To its critics, humanitarian cash assistance is like ‘a drop of salt in the ocean’ in that it is not enough to make a difference to disaster-affected people’s lives.
Nevertheless, the question is how a relatively small-size and temporarily distributed cash assistance within a short time window can significantly impact the beneficiaries’ life at a particular time and places ruined by disasters? Survivors and beneficiaries are not just numbers. They are humans with stories worth listening to. This book shows that to what extent cash assistance can be meaningful, they must be understood in a fuller context of people’s lives, and lived stories, including their wade dreams that go beyond the cold and dry quantitative evaluation measures that are often chasing the numbers with a certain percentage of Yes and No in agreeing or disagreeing about how good and helpful support is to the life of the crisis-affected people.

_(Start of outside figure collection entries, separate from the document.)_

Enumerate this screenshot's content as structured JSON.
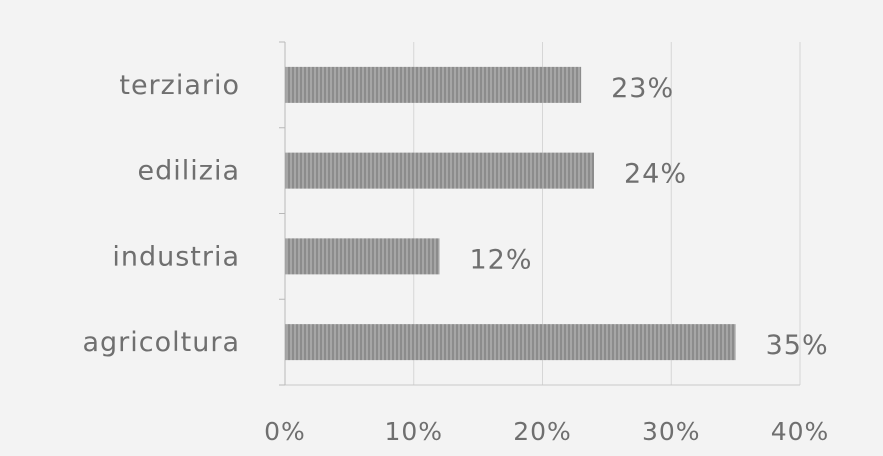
{
  "chart_data": {
    "type": "bar",
    "orientation": "horizontal",
    "categories": [
      "terziario",
      "edilizia",
      "industria",
      "agricoltura"
    ],
    "values": [
      23,
      24,
      12,
      35
    ],
    "value_labels": [
      "23%",
      "24%",
      "12%",
      "35%"
    ],
    "xlim": [
      0,
      40
    ],
    "x_ticks": [
      0,
      10,
      20,
      30,
      40
    ],
    "x_tick_labels": [
      "0%",
      "10%",
      "20%",
      "30%",
      "40%"
    ],
    "grid": true,
    "legend": "none",
    "bar_color": "#9a9a9a",
    "text_color": "#6f6f6f",
    "grid_color": "#d6d6d6"
  }
}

This book also shows evidence that disaster can cause loss of connection between a citizen (disaster survivors) and the state (governmental agencies) as disasters destroyed the ‘sacred papers’ (the IDs); consequently, state-citizen relation is at risk. Therefore, disasters can create new forms of social exclusion sponsored by state ignorance, as government officials might fail to establish their operations based on humanitarian principles.
Conventional post-disaster aid distribution (in the form of commodity transfers [e.g., food and non-food items]) is grounded in the moral imperative of paternalism, where external actors decide what is best for survivors of disasters and conflicts. The worst form of paternalism is the delivery of used clothes of random sizes from rich countries to low-income countries. Such a form of ‘humanitarianism’ often ends in the landfill of the already distressing solid waste management system, especially after disasters where environmental clean-up takes years to complete.
On the contrary, this book views cash assistance as a more flexible and relatively less-intrusive type of aid that is rooted in the ideology of libertarian paternalism because peoples’ choices towards emergency aid are not ‘coercively enforced’ but creatively embedded in a new practice where people affected by disasters can exercise a higher degree of agency and dignity.”